Climate scientists have been reluctant to attribute any one storm to the effects of climate disruption, but this may soon start to change. After historic rains fell on parts of Louisiana — an estimated 7.1 trillion gallons, three times as much as Hurricane Katrina — NOAA published a report which said that climate change made the storm at least 40 percent more likely today than a hundred years ago.

Louisiana is still recovering from that record flooding; Florida and Hawaii were both deluged by rain from recent hurricanes; and many states are reporting above-average or record summer rainfalls. And even as some regions are getting drenched, others are going dry, leading to yet another intense wildfire season that is incinerating forests from Alaska to Southern California.

It is unprecedented weather chaos, says Masters. The situation in the Pacific Ocean is particularly alarming.

“It’s really crazy to see two major hurricanes approaching the Hawaiian Islands,” he explains. “They’ve only ever had five direct hits by either tropical storms or hurricanes since 1949, and two of those hits were in the last three years. There’s never been a case where two major hurricanes have threatened Hawaii.”
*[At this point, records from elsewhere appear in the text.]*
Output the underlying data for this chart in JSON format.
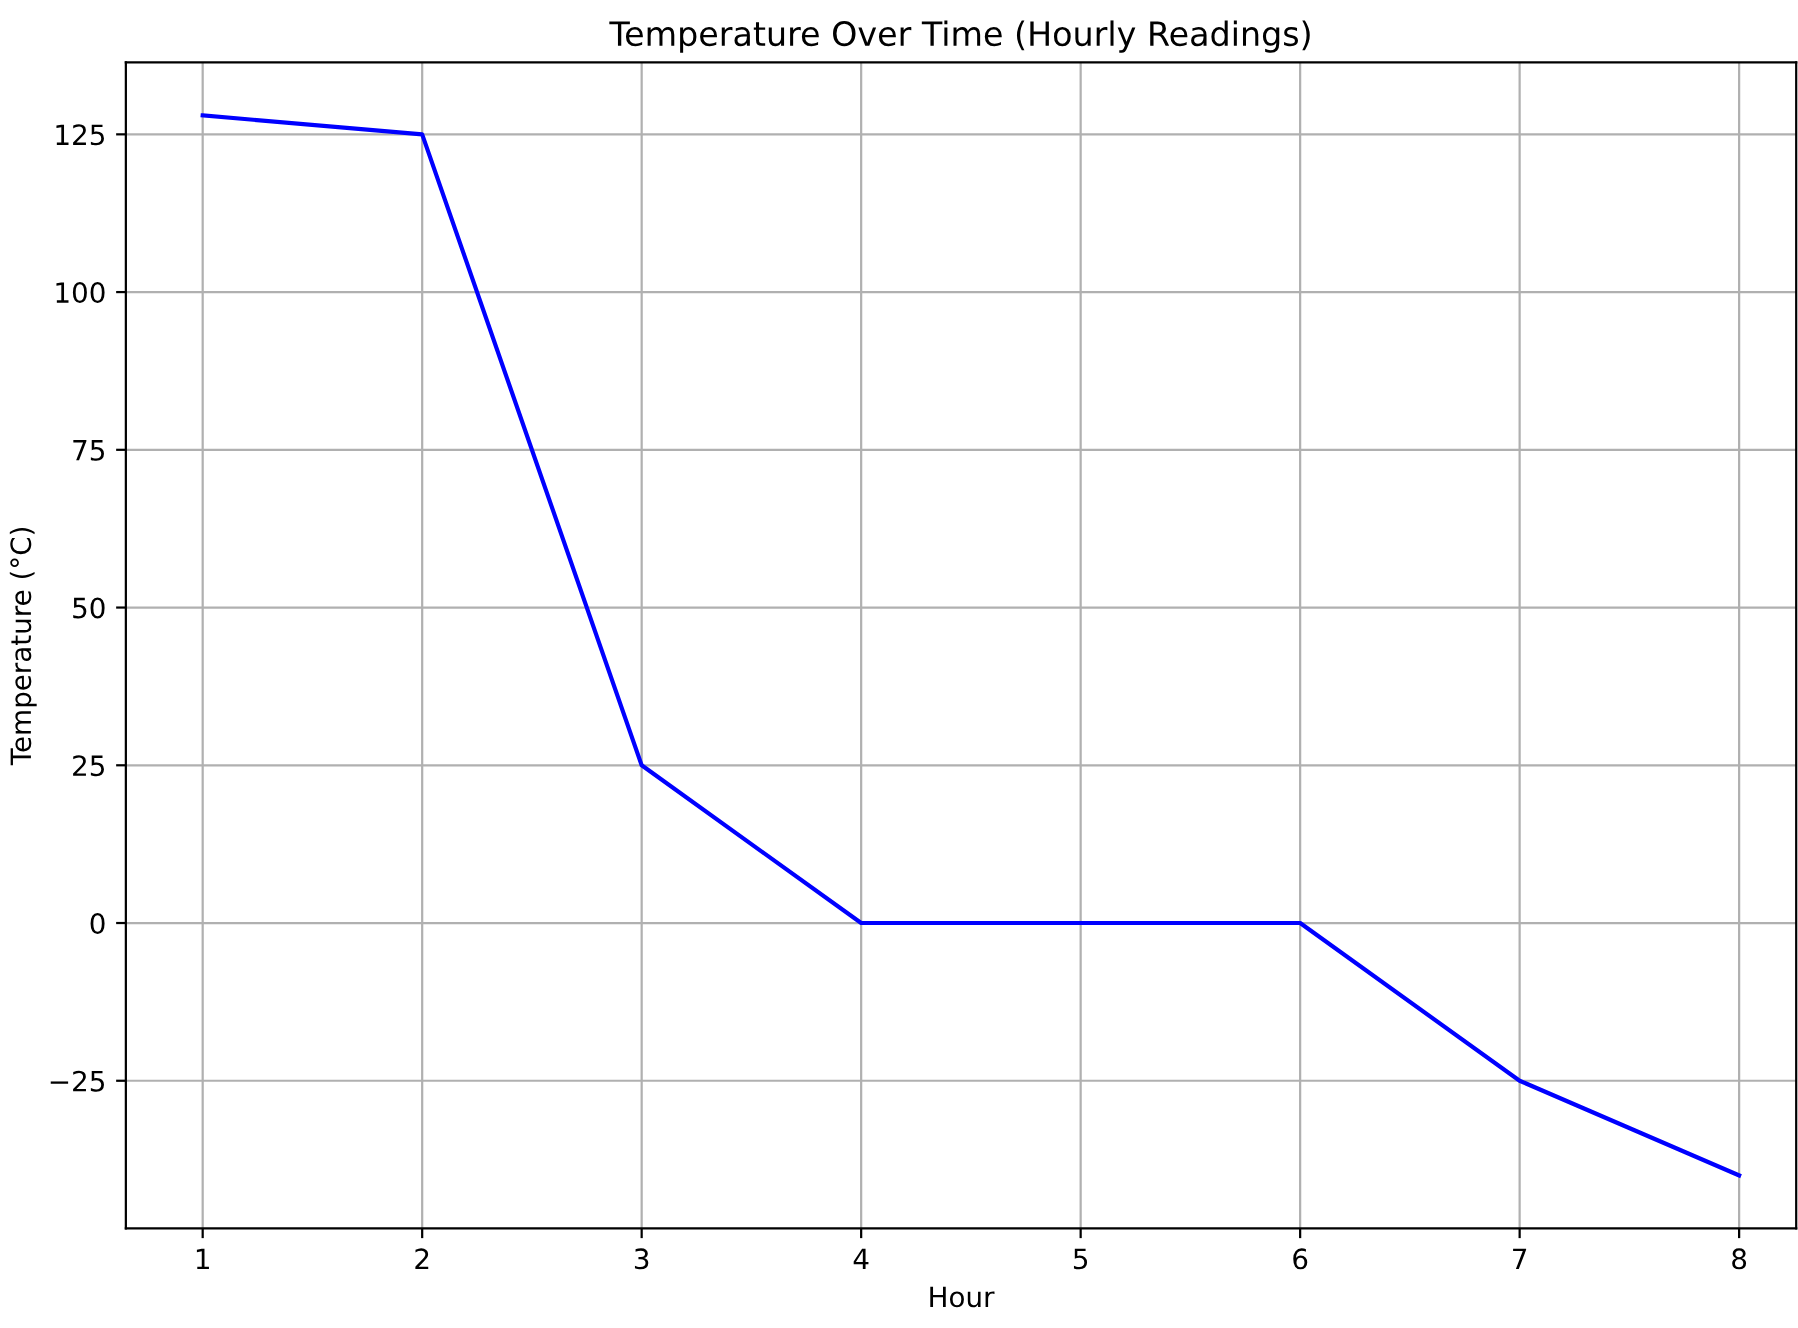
{
  "chart_data": {
    "type": "line",
    "title": "Temperature Over Time (Hourly Readings)",
    "xlabel": "Hour",
    "ylabel": "Temperature (°C)",
    "x": [
      1,
      2,
      3,
      4,
      5,
      6,
      7,
      8
    ],
    "series": [
      {
        "color": "#0000ff",
        "values": [
          128,
          125,
          25,
          0,
          0,
          0,
          -25,
          -40
        ]
      }
    ],
    "xlim": [
      0.65,
      8.26
    ],
    "ylim": [
      -48.4,
      136.4
    ],
    "xticks": [
      1,
      2,
      3,
      4,
      5,
      6,
      7,
      8
    ],
    "yticks": [
      {
        "value": -25,
        "label": "−25"
      },
      0,
      25,
      50,
      75,
      100,
      125
    ],
    "grid": true,
    "marker": "none",
    "line_style": "solid",
    "legend": false
  }
}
Masters believes this is happening now because water temperatures in the Pacific have crossed a critical threshold. “It used to be the waters were not warm enough east of the Hawaiian islands to support a hurricane,” he says. “Now, just in the past two years, those waters are warm enough. That’s due to a combination of natural patterns, which we call El Niño and the PDO, or Pacific Decadal Oscillation, and the overall ramp-up of global temperatures, which is causing warming of the oceans all over the world.”

In the Gulf of Mexico, summer water temperatures are near record levels, also, approaching 90 degrees Fahrenheit. “When you get that kind of supercharged water in the Gulf of Mexico, it makes for supercharged storms,” Masters says. “You get a lot of evaporation off the ocean. That means there’s a lot of water vapor in the atmosphere which makes for intense downpours.”

Earth just experienced its two consecutive warmest years on record, and we’re going on number three, Masters notes. And hurricanes are heat engines.

“They extract heat energy from the ocean to convert it to the power of wind,” he explains. “The warmer the ocean is, the stronger a hurricane can get, if all other conditions that it needs to exist are present. So, hurricane scientists are confident that, as we continue to heat up the oceans, we’re going to see more of these high-end perfect storms.”